Man On Door

Aku tengah melototi layar kotak besi yang berbicara tentang berita. Kuhirup milkshake latteku, dan melanjutkan dudukku dimarkasku dikasur. Aku baru saja memesan pizza medium size, ah, mungkin 10 menit atau lebih petugasnya sudah sampai. Presenter berita bertampang intelijen itu menyusun kertas kertasnya.

"Kepolisian bagian Winsland melaporkan kepada para warga di bagian utara Winsland. Seorang pembunuh berantai dikabarkan kabur dari pengamanan polisi malam jam 21:43, dan diperkirakan bersembunyi di daerah utara Winsland. Diharap untuk para warga menutup semua pintu agar buron tidak bisa masuk. Pembunuh berantai ini sering berpura pura sebagai orang yang menawarkan makanan. Lalu ia akan menggorok orang yang membuka--"

Kuistirahatkan televisi tuaku. Aku menghirup latte ku lagi.

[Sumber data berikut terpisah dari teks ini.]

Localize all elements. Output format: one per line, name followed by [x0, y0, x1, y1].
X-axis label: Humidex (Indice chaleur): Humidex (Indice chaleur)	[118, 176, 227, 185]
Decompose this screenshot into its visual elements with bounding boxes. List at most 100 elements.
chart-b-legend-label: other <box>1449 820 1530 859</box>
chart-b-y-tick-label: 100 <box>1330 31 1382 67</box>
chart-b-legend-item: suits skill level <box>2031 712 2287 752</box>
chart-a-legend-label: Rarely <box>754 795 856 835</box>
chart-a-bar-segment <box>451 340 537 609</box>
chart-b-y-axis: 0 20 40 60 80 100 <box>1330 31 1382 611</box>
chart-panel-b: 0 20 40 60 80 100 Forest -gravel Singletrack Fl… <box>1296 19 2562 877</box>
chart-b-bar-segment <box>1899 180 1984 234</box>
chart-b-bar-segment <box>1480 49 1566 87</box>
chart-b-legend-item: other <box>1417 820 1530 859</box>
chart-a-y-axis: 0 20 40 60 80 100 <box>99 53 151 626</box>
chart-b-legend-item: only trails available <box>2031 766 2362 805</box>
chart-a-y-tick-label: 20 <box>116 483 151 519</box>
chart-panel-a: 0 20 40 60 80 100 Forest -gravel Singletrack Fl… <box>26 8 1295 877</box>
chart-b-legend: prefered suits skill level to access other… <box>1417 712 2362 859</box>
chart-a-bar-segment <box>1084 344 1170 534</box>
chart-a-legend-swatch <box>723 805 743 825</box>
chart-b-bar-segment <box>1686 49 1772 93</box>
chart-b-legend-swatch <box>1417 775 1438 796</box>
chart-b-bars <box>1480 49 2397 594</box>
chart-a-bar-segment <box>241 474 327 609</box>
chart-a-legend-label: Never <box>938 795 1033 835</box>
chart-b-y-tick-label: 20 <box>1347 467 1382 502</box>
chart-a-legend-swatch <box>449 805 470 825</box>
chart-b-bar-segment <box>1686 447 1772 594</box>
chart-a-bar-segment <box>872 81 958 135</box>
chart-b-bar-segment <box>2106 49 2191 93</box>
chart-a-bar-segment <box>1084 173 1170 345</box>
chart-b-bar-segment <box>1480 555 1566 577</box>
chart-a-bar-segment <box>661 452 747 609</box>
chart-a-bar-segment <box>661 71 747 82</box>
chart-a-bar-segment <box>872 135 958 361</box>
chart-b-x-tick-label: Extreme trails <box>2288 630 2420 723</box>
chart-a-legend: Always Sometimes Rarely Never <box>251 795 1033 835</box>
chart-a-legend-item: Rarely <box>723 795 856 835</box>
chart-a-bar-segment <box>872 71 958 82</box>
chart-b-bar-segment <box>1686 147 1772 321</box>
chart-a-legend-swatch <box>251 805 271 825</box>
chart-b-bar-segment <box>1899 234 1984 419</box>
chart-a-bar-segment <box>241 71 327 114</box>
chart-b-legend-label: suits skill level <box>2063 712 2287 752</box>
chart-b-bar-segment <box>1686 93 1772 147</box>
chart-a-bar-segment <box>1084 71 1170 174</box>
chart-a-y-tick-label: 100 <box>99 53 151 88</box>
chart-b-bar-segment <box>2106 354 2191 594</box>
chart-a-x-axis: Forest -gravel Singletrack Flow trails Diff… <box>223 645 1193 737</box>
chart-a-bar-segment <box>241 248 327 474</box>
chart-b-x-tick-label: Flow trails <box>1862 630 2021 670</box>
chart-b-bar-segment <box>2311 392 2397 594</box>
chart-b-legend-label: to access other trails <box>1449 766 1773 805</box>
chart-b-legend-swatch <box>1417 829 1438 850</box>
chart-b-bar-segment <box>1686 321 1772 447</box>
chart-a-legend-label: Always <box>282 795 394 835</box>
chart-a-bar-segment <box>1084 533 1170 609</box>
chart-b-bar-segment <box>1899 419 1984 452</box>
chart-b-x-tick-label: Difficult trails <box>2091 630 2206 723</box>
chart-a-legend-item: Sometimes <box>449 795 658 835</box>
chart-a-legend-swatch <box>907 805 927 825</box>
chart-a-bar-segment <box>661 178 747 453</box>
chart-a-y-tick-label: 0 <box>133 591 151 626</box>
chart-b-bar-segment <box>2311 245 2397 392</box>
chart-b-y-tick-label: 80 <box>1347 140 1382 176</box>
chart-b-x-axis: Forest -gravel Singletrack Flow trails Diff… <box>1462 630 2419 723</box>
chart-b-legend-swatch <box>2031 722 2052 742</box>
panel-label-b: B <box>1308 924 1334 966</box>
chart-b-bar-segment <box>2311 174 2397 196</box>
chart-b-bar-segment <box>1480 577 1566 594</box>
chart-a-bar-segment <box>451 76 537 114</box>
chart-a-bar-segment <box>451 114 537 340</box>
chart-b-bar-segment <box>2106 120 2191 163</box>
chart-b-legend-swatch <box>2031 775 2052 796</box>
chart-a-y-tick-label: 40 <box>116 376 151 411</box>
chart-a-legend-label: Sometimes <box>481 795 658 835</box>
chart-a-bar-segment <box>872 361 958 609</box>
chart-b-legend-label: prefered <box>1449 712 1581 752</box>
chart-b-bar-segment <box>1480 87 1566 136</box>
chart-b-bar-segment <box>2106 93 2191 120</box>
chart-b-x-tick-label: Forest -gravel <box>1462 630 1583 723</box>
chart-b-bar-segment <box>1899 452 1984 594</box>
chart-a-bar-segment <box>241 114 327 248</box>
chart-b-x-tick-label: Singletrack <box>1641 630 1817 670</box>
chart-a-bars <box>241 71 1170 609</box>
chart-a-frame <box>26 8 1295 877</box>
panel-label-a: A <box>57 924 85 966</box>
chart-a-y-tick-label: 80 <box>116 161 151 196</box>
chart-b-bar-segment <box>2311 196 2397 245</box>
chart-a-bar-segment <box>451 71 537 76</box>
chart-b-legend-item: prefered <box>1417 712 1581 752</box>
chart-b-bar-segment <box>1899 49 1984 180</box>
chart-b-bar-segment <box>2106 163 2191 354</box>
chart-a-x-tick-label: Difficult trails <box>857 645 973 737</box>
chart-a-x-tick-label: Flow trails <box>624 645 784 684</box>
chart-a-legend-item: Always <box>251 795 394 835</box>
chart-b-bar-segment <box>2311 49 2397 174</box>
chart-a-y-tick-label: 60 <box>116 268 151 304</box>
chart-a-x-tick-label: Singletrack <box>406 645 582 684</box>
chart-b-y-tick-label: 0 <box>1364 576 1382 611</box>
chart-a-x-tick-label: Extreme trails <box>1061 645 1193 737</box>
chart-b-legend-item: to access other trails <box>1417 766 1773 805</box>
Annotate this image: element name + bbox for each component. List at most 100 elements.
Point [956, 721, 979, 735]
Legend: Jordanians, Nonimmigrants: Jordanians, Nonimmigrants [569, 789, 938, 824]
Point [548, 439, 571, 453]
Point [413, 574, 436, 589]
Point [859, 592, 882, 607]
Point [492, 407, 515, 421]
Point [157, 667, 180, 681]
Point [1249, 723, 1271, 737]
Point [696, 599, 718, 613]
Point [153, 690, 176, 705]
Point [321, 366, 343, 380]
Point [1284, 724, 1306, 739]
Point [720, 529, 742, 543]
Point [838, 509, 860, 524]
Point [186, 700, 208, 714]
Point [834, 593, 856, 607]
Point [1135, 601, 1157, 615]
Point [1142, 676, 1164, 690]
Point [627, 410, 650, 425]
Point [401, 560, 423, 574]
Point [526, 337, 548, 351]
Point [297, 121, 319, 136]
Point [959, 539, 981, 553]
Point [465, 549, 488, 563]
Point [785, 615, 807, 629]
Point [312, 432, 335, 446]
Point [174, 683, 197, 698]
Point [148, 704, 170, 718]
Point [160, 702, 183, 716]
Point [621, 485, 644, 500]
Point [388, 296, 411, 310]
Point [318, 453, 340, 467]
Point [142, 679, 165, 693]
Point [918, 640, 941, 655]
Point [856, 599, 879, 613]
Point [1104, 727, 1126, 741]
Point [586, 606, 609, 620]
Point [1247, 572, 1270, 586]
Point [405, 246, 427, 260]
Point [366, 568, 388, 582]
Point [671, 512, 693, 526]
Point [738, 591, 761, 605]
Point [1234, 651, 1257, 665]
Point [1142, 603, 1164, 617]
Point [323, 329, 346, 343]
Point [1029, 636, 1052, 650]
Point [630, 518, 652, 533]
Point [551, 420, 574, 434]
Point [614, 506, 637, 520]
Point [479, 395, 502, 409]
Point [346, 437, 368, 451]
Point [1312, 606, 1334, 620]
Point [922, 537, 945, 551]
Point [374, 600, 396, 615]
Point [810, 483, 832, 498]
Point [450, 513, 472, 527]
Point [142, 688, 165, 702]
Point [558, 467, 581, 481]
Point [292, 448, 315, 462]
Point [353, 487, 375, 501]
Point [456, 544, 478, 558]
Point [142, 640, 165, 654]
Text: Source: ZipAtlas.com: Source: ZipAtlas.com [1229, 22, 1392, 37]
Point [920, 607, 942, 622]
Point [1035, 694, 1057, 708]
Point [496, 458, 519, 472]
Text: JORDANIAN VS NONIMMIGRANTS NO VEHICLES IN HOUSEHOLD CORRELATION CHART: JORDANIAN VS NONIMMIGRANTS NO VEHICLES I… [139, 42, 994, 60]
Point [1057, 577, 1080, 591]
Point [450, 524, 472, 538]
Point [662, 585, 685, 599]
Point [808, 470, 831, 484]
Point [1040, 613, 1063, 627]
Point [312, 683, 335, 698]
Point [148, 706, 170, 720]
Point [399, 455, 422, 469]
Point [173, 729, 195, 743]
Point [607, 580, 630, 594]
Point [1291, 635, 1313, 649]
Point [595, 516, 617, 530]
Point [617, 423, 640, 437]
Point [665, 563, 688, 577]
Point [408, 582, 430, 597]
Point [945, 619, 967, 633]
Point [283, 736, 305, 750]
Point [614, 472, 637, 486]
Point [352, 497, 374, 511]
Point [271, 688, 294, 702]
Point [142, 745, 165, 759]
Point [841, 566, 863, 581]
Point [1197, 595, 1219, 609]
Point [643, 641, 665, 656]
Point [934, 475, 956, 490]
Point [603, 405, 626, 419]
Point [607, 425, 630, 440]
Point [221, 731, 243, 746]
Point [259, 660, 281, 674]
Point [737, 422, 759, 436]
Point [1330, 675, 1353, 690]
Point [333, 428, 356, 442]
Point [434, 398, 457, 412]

"Sekarang polisi memang tidak becus ya, menangkap penjahat saja tidak bisa." Cibirku asal seraya mengelus jam tanganku yang menunjukkan angka 23:54.

Apa aku memang harus mengunci pintuku demi keselamatan? Lokasi rumahku tak jauh dari tempat yang disebutkan presenter itu. Terlena menatap kolong langit rumahku yang setinggi 2,5 meter, rendah dan... eksotis--begitu banyak laba laba dan rumahnya.

Kriett... krieett....

Lamunanku pecah seketika. Aku menoleh dan segera membuka pintu kamarku, was was. Dari tadi suara itu mengusikku. Suara decitan kayu lantai. Aku mengernyit, aku sudah hidup sendiri--selama 2 tahun. Apa mungkin hanya kucing gemuk Mr. Lardo yang membuat bunyi itu?

Kemudian tak lama berselang seseorang mengetuk pintu depan. Ia mengentak pintu dan hanya memanggil, "pak, buka pintunya.
Makanan tiba."

Tahu tahu, otakku dengan spontan mengulang isi berita tadi. Aku membeku di ruang tamu, tidak tahu harus berbuat apa. Kunyalakan lampu dapur yang cukup silau, tidak ada si kucing gemuk. Mungkin angin yang membuat decitan halus tadi. Kuambil sebilah besi pipih. Kupandang pisau tajam itu, pantulan cahayanya terbias sempurna. Berjaga jaga.

Aku melangkah, ralat--mengendap ke depan pintu. Kuintip sedikit lewat gorden jendela. Seorang pria bertopi, jam 12 malam? Ia memakai topi itu terlalu kebawah, aku tak bisa melirik raut wajahnya. Kemudian, entah karena kesal aku tak membuka pintu atau apa, ia mulai menghantam pintu lebih keras.

Blam... blamm...

Aku mulai panik. Tanganku yang menggenggam pisau kian bergetar tak terhenti, akhirnya aku menjatuhkannya. Aku berjongkok ketakutan, kulihat ponselku itu, aku tidak bisa menelpon siapapun. Wilayah ini masih terbilang teritori hutan, tentu tidak ada jaringan. Buronan itu berusaha masuk.

"Pak! Tolong buka pintunya! Makanan anda sudah sampai!"

Pembunuh itu benar benar menggunakan modus yang dibilang berita tadi. Sadar aku hanya punya dua pilihan. Melawan atau kabur. Aku memutuskan untuk mendorong meja dan kursi kearah pintu itu. Piano, lemari, apapun. Aku menutup semua jendela dan pintu dengan barang berat. Kalaupun ia bisa menghancurkan kunci pintu, ia akan terhalang dengan ini. 

Aku menunggu dengan ketakutan. Detik detik itu terasa bagaikan neraka yang berjalan sangat lambat. Aku menahan barang barang di depan pintu sekuatnya bersamaan dengan permohonannya untuk membukakan pintu.

Tapi kemudian, sekelebat bayangan melewati ujung pelipis mataku. Aku terpaku dalam ketakutan, jantungku melompat naik turun dengan liar, sembari bulu romaku menegang. Otakku terasa lumpah seketika. Tak kusadari, ia berbisik ditelingaku. Aura dingin seketika merasuk sampai ketulangku.

"Ah, kasihan sekali. Bukankah kau sebaiknya membukakan pintu untuk si pengantar pizza?"

Ia menempelkan pisau dimataku.

"Sekarang polisi memang tidak becus ya, menangkap penjahat saja tidak bisa."